So total noob to Swift/programming so excuse the seemingly obvious question; Could someone explain to me the functionality of the super prefix? Does it allow for the override to retain the functionality of the parent class? The tutorial I am working on tells me its used to let the parent class know when the child class is called? Not sure i fully understand this. Thanks in advance for the help!
import UIKit
class ViewController: UITableViewController {
var pictures = [String]()
override func viewDidLoad() {
super.viewDidLoad()
let fm = FileManager.default
let path = Bundle.main.resourcePath!
let items = try! fm.contentsOfDirectory(atPath: path)
for item in items {
if item.hasPrefix("nssl") {
pictures.append(item)
}
}
}
}
Imagine that UITableViewController
did some stuff in viewDidLoad
that was necessary for its operation, much like how your view controller does. When you override the inherited method, yours gets called instead of the super class's. Now you have a chance to do your initialization, but you've deprived the super class of the opportunity to do its initialization.

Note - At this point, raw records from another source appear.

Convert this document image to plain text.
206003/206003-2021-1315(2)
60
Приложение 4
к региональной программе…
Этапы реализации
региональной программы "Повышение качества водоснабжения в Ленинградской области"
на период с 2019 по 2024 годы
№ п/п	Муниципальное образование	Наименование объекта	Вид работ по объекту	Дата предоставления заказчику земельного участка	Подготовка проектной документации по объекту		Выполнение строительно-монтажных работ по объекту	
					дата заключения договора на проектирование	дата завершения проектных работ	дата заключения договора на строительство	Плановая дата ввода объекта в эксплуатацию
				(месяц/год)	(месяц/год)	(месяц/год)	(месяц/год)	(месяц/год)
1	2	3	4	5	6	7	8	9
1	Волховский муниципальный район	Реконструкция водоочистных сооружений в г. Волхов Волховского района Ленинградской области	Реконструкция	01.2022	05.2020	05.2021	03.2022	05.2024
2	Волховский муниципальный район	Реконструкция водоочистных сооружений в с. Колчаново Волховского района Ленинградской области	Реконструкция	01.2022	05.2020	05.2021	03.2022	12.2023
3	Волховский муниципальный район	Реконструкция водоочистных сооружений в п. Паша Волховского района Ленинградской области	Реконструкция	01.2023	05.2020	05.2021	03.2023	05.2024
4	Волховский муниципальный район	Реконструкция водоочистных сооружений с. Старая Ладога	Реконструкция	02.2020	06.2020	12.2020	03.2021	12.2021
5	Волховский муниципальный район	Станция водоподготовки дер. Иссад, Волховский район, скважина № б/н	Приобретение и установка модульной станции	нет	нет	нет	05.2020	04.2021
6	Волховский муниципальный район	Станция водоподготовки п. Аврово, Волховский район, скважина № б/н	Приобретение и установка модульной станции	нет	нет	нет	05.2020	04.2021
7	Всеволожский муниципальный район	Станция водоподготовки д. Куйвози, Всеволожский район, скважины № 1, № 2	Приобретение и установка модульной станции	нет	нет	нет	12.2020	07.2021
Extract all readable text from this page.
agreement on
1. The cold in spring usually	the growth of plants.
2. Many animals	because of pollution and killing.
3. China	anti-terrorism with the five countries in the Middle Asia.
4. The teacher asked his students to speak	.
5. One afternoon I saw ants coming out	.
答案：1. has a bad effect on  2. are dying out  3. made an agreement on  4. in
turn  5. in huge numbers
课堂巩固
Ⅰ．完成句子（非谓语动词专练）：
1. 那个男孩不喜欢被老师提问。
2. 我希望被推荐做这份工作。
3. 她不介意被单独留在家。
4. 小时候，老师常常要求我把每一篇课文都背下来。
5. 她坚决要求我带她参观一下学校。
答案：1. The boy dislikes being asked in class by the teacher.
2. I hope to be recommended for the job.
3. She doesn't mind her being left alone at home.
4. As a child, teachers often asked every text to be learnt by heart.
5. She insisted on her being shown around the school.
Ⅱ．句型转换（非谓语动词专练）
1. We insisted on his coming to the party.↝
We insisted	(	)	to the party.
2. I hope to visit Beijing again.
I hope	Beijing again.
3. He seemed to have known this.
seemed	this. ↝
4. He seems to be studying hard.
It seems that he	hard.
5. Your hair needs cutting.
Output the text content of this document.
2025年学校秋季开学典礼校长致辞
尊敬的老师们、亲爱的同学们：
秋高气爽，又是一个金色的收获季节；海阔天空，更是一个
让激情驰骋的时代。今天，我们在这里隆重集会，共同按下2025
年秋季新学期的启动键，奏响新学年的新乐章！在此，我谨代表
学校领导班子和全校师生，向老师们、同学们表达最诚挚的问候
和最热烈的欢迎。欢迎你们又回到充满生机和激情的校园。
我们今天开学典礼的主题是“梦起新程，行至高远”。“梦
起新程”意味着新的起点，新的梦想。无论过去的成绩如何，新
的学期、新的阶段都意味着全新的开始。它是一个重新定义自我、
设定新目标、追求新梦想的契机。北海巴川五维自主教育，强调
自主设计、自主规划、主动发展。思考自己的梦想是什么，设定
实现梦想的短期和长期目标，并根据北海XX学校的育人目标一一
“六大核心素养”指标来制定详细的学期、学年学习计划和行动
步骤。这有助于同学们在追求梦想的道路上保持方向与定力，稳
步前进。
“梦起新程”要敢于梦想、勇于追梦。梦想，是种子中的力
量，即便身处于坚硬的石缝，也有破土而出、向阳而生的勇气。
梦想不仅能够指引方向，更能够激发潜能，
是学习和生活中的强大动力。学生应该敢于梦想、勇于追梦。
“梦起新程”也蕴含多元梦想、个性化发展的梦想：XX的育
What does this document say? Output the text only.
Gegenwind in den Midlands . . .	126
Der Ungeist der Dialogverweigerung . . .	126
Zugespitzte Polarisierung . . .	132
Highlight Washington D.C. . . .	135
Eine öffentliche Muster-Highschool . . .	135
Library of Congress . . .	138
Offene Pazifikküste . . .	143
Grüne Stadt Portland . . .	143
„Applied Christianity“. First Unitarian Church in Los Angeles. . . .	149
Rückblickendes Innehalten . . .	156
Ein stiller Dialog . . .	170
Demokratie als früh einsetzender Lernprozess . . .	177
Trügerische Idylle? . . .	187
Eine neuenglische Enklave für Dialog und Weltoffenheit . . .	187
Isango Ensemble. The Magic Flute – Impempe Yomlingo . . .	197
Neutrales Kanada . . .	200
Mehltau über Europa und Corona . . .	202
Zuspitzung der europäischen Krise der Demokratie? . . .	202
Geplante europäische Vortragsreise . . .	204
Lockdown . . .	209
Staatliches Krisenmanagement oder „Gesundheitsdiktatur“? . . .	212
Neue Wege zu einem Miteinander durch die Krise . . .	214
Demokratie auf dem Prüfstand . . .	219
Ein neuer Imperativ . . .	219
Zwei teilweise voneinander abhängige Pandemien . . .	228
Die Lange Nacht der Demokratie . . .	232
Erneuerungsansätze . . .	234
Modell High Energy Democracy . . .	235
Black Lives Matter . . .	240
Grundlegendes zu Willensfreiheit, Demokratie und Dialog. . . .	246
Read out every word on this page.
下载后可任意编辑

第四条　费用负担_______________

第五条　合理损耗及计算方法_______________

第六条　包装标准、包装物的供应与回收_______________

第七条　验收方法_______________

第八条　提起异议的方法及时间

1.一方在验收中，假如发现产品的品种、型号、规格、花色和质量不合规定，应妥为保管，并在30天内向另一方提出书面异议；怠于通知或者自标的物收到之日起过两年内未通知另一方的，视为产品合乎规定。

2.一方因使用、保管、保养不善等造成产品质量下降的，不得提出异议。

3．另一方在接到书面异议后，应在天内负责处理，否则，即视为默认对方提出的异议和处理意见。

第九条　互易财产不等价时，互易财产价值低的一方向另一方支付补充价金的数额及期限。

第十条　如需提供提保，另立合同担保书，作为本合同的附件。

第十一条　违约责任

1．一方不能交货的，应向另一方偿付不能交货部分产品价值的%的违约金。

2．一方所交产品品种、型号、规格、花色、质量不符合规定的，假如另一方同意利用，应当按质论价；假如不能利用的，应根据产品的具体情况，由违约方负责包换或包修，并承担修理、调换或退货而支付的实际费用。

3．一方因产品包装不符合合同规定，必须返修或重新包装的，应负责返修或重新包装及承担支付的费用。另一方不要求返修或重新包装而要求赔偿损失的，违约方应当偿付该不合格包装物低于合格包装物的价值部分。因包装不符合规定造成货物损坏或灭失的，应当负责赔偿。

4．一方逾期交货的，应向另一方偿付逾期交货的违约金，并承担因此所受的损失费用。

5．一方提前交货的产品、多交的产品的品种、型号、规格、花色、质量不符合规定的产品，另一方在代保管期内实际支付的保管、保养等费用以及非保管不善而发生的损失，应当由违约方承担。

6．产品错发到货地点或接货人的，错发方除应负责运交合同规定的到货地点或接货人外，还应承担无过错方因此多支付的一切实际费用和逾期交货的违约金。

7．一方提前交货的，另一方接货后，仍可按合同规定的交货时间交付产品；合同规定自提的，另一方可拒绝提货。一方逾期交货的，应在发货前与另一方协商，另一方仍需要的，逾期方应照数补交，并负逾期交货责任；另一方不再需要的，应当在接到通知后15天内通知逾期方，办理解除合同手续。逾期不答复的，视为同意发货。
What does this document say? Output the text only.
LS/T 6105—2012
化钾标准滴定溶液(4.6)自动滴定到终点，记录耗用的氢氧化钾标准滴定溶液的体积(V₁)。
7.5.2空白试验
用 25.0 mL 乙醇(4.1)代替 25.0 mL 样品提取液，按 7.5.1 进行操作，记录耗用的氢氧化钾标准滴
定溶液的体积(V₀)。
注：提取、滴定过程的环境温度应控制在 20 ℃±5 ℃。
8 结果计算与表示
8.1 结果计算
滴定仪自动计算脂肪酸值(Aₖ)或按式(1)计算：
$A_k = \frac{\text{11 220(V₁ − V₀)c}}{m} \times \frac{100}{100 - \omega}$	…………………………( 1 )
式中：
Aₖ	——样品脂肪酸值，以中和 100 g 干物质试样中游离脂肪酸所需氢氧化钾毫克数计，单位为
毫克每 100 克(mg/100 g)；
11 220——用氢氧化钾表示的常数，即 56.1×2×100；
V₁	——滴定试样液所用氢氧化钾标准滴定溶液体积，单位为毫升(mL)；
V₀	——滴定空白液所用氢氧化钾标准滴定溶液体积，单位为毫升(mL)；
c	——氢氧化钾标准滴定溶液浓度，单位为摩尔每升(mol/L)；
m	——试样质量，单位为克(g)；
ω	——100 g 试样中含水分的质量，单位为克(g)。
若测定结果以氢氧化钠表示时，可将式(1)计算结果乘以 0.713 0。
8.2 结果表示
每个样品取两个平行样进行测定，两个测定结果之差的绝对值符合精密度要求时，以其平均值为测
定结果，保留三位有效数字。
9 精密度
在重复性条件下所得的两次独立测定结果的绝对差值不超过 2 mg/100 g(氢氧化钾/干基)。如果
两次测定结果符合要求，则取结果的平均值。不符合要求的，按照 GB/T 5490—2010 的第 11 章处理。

To remedy this, you would call the super implementation yourself. A lot of UIKit view cycle methods (view(Will|Did)(Load|Layout|Appear)
) don't strictly need to be called, because the super class implementations do nothing, but some do. Omitting them could lead to funky results, hence why it's usually good practice to make a habit out of calling the super class implementations of such methods.